Basically I’ve just been thinking a lot again about the genius of Pavement. I never noticed until recently how absurdly (and subtly) elaborate their song structures are (did they ever write a simple verse-chorus-verse?), and (as The Man Who Invented Himself and I discovered) how much wisdom is embedded in a song as seemingly random as “Gold Soundz.” You can never quarantine a past. You’re empty, and I’m empty. They’re coming to the chorus now. But I don’t want my appreciation to become too academic, because that would negate the deep feeling I’ve always had for them.

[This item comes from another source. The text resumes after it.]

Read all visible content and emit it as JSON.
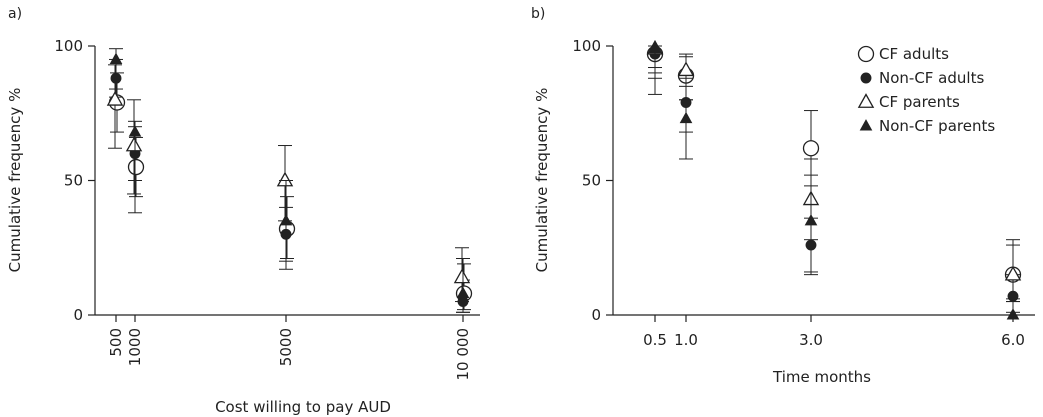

I was sent a William Saroyan story called “Dentist and Patient” with my Beefheart, and found that it reinforced what I love about Saroyan (whose novel The Human Comedy is one of my favorites). This, in a nutshell, is what happens: the patient refers to himself as a cheater to the dentist, but the dentist, unwilling to believe him, fails to realize he has been cheated by the patient. Saroyan has been criticized as a naïve writer, or one unwilling to recognize the existence of evil (in the way that Roberto Benigni’s fictional denial of evil in Life is Beautiful makes the film itself evil (supposedly), or whatever). In “Dentist and Patient,” Saroyan seems to be casting himself as the naïve dentist, celebrating his own ignorant optimism. If evil in the world makes optimism wrong, does good in the world make pessimism wrong?

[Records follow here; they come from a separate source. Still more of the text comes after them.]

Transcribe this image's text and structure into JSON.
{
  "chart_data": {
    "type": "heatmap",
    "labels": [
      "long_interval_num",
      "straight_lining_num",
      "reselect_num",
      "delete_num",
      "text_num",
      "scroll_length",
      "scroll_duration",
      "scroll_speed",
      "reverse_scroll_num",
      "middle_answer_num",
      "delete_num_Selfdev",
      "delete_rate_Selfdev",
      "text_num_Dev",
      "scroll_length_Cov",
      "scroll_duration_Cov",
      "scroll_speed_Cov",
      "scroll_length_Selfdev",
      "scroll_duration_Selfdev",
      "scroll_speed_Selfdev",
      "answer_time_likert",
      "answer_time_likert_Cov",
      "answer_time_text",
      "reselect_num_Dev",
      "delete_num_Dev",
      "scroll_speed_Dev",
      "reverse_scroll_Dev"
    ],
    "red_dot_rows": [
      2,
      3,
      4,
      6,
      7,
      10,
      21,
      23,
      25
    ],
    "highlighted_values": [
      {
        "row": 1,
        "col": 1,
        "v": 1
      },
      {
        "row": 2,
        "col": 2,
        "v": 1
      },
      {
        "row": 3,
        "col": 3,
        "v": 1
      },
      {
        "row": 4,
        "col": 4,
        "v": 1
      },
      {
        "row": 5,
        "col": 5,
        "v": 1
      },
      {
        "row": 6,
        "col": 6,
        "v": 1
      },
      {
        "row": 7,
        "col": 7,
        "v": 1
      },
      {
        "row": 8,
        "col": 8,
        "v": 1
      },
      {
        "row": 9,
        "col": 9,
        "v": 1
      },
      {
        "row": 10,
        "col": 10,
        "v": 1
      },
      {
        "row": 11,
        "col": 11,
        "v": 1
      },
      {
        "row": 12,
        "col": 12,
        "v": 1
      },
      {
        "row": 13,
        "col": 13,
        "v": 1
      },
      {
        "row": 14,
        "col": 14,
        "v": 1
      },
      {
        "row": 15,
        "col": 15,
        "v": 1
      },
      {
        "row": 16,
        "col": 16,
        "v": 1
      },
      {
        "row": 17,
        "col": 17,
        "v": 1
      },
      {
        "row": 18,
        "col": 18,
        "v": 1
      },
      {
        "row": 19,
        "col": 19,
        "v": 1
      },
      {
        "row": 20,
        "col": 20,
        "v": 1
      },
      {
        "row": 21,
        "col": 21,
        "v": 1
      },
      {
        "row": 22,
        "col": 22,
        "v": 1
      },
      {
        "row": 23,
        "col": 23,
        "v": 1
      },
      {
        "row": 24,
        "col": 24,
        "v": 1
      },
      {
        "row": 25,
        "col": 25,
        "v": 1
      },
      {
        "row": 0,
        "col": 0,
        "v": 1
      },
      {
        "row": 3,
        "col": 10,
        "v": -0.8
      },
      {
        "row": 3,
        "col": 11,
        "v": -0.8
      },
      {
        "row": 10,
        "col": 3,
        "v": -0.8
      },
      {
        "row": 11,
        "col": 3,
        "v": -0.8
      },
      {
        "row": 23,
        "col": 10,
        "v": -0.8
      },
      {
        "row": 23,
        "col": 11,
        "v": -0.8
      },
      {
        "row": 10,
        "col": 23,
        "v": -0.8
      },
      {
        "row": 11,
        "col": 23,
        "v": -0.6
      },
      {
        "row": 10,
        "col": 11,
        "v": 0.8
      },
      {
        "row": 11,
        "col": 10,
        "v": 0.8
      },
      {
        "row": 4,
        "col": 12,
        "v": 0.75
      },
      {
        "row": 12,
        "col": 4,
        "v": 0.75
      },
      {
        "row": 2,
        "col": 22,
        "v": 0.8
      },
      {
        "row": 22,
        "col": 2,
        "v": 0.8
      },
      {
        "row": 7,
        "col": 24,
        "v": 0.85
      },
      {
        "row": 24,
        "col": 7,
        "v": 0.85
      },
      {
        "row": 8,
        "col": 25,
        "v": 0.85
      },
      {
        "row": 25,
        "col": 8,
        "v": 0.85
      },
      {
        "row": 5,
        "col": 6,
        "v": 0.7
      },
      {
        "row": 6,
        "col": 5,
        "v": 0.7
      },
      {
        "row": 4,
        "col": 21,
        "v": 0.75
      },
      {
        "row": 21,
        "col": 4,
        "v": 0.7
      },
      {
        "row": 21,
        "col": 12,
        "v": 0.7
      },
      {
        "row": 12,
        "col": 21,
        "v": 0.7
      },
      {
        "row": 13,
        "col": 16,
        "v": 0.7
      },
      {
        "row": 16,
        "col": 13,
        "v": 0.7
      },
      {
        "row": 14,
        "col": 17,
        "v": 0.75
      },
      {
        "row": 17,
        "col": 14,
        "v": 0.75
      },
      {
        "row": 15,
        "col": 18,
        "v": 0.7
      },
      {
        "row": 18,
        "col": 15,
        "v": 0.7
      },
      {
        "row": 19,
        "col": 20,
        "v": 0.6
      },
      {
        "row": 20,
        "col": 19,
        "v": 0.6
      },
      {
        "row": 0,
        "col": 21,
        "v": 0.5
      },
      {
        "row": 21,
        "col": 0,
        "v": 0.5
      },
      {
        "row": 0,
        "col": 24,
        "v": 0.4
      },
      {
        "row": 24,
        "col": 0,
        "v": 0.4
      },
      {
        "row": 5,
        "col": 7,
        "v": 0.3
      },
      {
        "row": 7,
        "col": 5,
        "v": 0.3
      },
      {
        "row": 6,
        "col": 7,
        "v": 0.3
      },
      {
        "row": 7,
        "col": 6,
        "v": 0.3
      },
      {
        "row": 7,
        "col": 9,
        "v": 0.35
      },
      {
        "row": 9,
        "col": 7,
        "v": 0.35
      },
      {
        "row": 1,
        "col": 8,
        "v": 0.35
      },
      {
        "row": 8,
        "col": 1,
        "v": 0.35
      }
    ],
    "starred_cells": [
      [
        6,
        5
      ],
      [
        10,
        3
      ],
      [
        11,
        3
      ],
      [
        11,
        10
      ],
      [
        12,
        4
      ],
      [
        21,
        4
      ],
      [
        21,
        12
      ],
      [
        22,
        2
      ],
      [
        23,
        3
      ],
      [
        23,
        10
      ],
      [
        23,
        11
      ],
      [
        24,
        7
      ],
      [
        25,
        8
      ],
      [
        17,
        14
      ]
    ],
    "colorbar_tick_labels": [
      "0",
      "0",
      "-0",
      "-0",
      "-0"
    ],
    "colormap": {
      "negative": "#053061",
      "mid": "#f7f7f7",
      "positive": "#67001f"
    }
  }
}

I finally watched the feminist masterwork True Grit, whose central character is an androgynous lesbian teenager (Kim Darby, my new icon) who recruits an alcoholic marshal (John Wayne) to help avenge her father’s murder. The film doesn’t quite deliver on its initial promise as a playful and progressive Western; Wayne, being such a dominating personality, eventually takes the spotlight, and while it’s a thrill to watch him do any old thing, it’s at the expense of Darby’s own “true grit.” Even so, the film puts most “revisionist” Westerns made in the 40 years since to shame, and has a touching denouement. Wayne and Darby stand by the dead father’s grave, and Darby says that one day she will be buried in this plot, and that she would like Wayne to be buried beside her, as he doesn’t have any family of his own. “But you should be buried next to your husband and children,” Wayne says, and Darby doesn’t respond. Here’s what she wants to say:

“You know I’ll never have a family. This country, in this unenlightened era, won’t let me marry who I want to marry, nor adopt children. You and me, we’re meant to be alone. You, because you’re just a loner, and me, because I like womenfolk. Let’s be each other’s family.”

3 comments:

Anonymous said...

Oh my God! I need to see True Grit immediately!

Geoff said...

Note: the Alex Ross who wrote about Pavement and the Alex Ross who does the covers for Astro City aren't the same person (as far as I can tell).

Aaron said...

as Bob Dylan might have said, rock ‘n’ roll’s meaninglessness is holyhahaha

what if they were the same alex ross? that alex ross would be my icon.